Crescent had production of approximately 119,000 boe/d on a pro forma basis in the second quarter of 2021 from a diverse set of attractive assets across the lower 48 states, providing a stable platform from which to grow the business. (Source: Hart Energy)
Independence Energy LLC has successfully merged with Contango Oil & Gas Company on Dec. 7 to create Crescent Energy Co., a premier, diversified and well-capitalized U.S. energy company focused on consolidation.
Crescent's Class A common stock will trade on the New York Stock Exchange under the ticker symbol "CRGY" at the open of trading on December 8, 2021, and as previously announced, each eligible share of Contango common stock issued and outstanding immediately prior to the effective time of the transaction will be exchanged for 0.2000 shares of Crescent Class A common stock.

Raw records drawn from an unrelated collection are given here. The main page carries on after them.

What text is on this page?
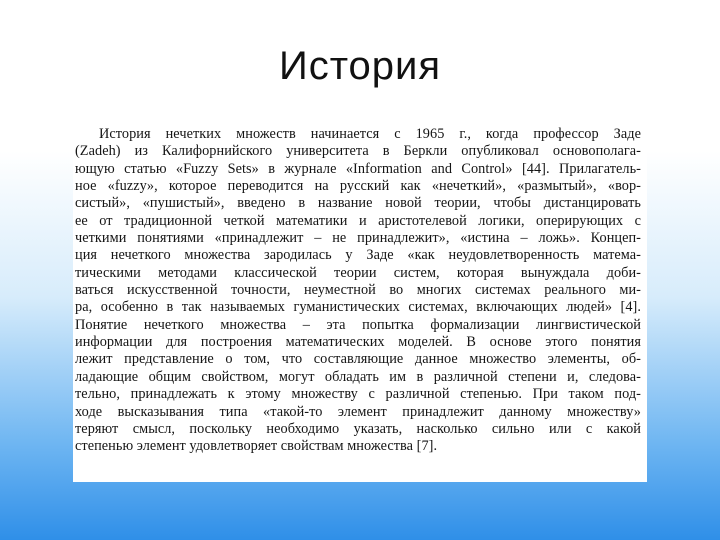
История
История нечетких множеств начинается с 1965 г., когда профессор Заде
(Zadeh) из Калифорнийского университета в Беркли опубликовал основополага-
ющую статью «Fuzzy Sets» в журнале «Information and Control» [44]. Прилагатель-
ное «fuzzy», которое переводится на русский как «нечеткий», «размытый», «вор-
систый», «пушистый», введено в название новой теории, чтобы дистанцировать
ее от традиционной четкой математики и аристотелевой логики, оперирующих с
четкими понятиями «принадлежит – не принадлежит», «истина – ложь». Концеп-
ция нечеткого множества зародилась у Заде «как неудовлетворенность матема-
тическими методами классической теории систем, которая вынуждала доби-
ваться искусственной точности, неуместной во многих системах реального ми-
ра, особенно в так называемых гуманистических системах, включающих людей» [4].
Понятие нечеткого множества – эта попытка формализации лингвистической
информации для построения математических моделей. В основе этого понятия
лежит представление о том, что составляющие данное множество элементы, об-
ладающие общим свойством, могут обладать им в различной степени и, следова-
тельно, принадлежать к этому множеству с различной степенью. При таком под-
ходе высказывания типа «такой-то элемент принадлежит данному множеству»
теряют смысл, поскольку необходимо указать, насколько сильно или с какой
степенью элемент удовлетворяет свойствам множества [7].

Crescent’s investment approach will build on a long track record of prioritizing cash flow through financial discipline and risk management, focused on delivering attractive risk-adjusted investment returns and predictable cash flows across cycles.
Crescent had production of approximately 119,000 barrels of oil equivalent per day (boe/d) on a pro forma basis in the second quarter of 2021 from a diverse set of attractive assets across the lower 48 states, providing a stable platform from which to grow the business.
Independence is an upstream oil and gas business built and managed by KKR’s Energy Real Assets team with a scaled portfolio of low-decline, producing assets across the Eagle Ford, Rockies, Permian and Midcontinent regions. Meanwhile, Contango, a Fort Worth, Texas-based independent oil and gas company, has positioned itself as a consolidator completing four significant acquisitions in the last 18 months.
RELATED: Contango Oil & Gas to Combine with KKR-backed Firm in All-stock Merger
"We appreciate the strong support for this transaction from the Contango shareholders, which we view as further affirmation of the significant benefits it will deliver,” John Goff, chairman of Crescent, said. “The combined expertise of the Contango and KKR teams along with a much greater scale affords us the ability to continue to take advantage of industry consolidation."
With the transaction now closed, Crescent is positioned to continue its demonstrated strategy of employing a differentiated business model that combines an investor mindset and deep operational expertise; investing capital with discipline and a focus on cash flow; acquiring and developing a portfolio of low-risk assets; engaging on key ESG principles with a commitment to continuous improvement; and providing downside protection through strong risk management.
The combined business will be managed by KKR’s Energy Real Assets team and led by David Rockecharlie, head of KKR Energy Real Assets, who will serve as CEO and as a member of the board of directors.
John Goff will be chairman of the board of directors, which is composed of nine members, five from legacy Independence, three from legacy Contango and one non-legacy representative.
Share Exchange
In accordance with the terms of the merger agreement, each eligible share of Contango common stock issued and outstanding immediately prior to the effective time of the transaction will be exchanged for 0.2000 shares of Crescent Class A Common Stock.
Additional information regarding the exchange of Contango common stock for merger consideration was mailed to registered holders of Contango common stock.
With the completion of the transaction, as of Dec. 7, Contango common stock will no longer be listed for trading.